Zork: "Alright, I'm sorry."
The end.
Re: Ukraine
Posted: Sun Oct 08, 2023 5:35 pm
by Holman
Whenever I follow a link to a UK tabloid media site, I'm reminded that the surrounding clickbait is even worse than what we see here.
Re: Ukraine
Posted: Tue Oct 17, 2023 3:46 pm
by Alefroth
Ukraine uses ATACMS to damage aircraft and airfields-
Good for them. I hope Putin kicks the bucket soon or the war ends. Im worried the Repugnacannots will do something to fuck up aid to Ukraine so they can kiss Putin booty.
Re: Ukraine
Posted: Wed Oct 18, 2023 7:15 pm
by wonderpug
Alefroth wrote: ↑Tue Oct 17, 2023 3:46 pm
Ukraine uses ATACMS to damage aircraft and airfields-
The MGM-140 Army Tactical Missile System (ATACMS; pronounced /əˈtækəms/) is a tactical ballistic missile manufactured by the US defense company Lockheed Martin.
Re: Ukraine
Posted: Wed Oct 18, 2023 8:54 pm
by malchior
Ukraine might be attempting to legitimately cross the Dnipro River at Kherson. This route was cut off when the Russians blew the dam and flooded the area. If they do have success there it'll add more stress to the Russian southern position and threaten Crimea.
(315,000 is 90% of standing Russian manpower in Feb 2022, although presumably newer conscripts are over-represented in these numbers.)
Re: Ukraine
Posted: Wed Dec 13, 2023 7:05 pm
by hitbyambulance
Blackhawk wrote: ↑Wed Dec 13, 2023 6:28 pm
You know how politicians like to spin up a controversy just as a scandal is brought to light, resulting in nobody talking about the scandal?
Gaza happened. I don't know if Putin had any hand in it, but it was the biggest victory for him since this thing started.
agree. the near complete lack of Ukraine news coverage continues to be extremely noticeable since this started.
Re: Ukraine
Posted: Wed Dec 13, 2023 10:14 pm
by Kraken
I see Ukraine news daily. For the past week, Russia has been targeting infrastructure, hoping to freeze them into submission. Just yesterday a massive cyberattack took down most of Ukraine's cell and internet service. And Zelinsky lobbied Congress for more aid in person, but Republicans are keeping it bottled up as extortion for their border agenda (much to Putin's delight).

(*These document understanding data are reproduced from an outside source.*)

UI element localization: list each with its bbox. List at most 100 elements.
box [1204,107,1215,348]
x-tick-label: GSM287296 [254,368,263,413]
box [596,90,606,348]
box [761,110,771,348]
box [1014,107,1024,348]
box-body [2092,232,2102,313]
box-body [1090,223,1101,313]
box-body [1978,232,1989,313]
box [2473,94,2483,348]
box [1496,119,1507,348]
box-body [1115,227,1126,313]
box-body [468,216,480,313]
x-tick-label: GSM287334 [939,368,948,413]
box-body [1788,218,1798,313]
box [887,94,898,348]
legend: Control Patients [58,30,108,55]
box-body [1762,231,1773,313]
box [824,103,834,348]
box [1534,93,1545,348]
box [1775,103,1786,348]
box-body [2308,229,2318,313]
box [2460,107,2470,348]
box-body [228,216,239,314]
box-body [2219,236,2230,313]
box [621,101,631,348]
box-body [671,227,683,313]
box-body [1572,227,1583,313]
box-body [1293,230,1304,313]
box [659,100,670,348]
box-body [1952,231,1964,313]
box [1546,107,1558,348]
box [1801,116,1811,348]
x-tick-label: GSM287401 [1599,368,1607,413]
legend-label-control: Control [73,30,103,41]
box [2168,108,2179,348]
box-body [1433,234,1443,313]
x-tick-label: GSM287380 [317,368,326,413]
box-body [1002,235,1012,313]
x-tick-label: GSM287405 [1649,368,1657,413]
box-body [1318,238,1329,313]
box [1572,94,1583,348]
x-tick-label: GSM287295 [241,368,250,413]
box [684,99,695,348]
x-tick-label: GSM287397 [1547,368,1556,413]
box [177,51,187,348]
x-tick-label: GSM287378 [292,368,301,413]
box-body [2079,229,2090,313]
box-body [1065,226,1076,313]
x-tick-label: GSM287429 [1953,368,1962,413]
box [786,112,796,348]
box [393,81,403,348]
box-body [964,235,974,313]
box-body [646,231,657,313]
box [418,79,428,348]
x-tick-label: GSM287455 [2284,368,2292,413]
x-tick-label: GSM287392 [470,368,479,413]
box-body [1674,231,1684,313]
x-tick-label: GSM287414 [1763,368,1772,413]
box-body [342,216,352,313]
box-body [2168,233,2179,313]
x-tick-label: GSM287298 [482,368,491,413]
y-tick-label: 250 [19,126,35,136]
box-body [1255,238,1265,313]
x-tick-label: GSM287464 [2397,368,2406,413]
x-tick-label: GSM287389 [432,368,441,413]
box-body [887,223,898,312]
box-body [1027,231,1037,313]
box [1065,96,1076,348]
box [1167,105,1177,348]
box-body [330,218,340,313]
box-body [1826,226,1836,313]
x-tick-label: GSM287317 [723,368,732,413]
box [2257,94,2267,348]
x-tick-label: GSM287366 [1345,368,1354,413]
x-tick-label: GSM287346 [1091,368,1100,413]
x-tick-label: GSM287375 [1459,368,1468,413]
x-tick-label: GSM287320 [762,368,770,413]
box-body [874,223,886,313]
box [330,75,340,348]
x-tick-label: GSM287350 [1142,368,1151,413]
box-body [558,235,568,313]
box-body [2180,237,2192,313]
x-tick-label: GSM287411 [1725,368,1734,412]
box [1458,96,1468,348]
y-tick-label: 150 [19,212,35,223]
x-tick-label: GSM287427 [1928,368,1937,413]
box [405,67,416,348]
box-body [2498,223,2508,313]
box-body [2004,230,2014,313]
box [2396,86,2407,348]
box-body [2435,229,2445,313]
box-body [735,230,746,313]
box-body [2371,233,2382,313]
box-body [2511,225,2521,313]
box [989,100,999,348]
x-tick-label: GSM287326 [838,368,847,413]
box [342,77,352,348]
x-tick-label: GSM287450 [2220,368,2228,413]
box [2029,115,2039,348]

There isn't much coverage of the fighting because they remain stalemated. The latest scuttlebutt says that the US is urging Ukraine to spend the next year bolstering its defenses and building up its own military industry, rather than pissing away its strength against near-impregnable Russian defenses -- the idea being to improve Ukraine's ability to stand on its own as US aid becomes increasingly unreliable. Ukraine's military leadership isn't down with that.
Ukraine coverage is out there every day, but maybe you aren't seeing it because there's little military progress to report on.
Re: Ukraine
Posted: Thu Dec 14, 2023 1:50 am
by Blackhawk
Oh, the coverage is still there - it's just below the fold.
Re: Ukraine
Posted: Thu Dec 14, 2023 3:17 am
by Kraken
"If it bleeds, it leads." Palestine is doing most of the bleeding today.
Re: Ukraine
Posted: Thu Dec 14, 2023 6:49 am
by LordMortis
Kraken wrote: ↑Wed Dec 13, 2023 10:14 pm
And Zelinsky lobbied Congress for more aid in person, but Republicans are keeping it bottled up as extortion for their border agenda (much to Putin's delight).
This I hear about daily, but that's Congressional news, not Ukraine news.
The latest scuttlebutt says that the US is urging Ukraine to spend the next year bolstering its defenses and building up its own military industry, rather than pissing away its strength against near-impregnable Russian defenses -- the idea being to improve Ukraine's ability to stand on its own as US aid becomes increasingly unreliable. Ukraine's military leadership isn't down with that.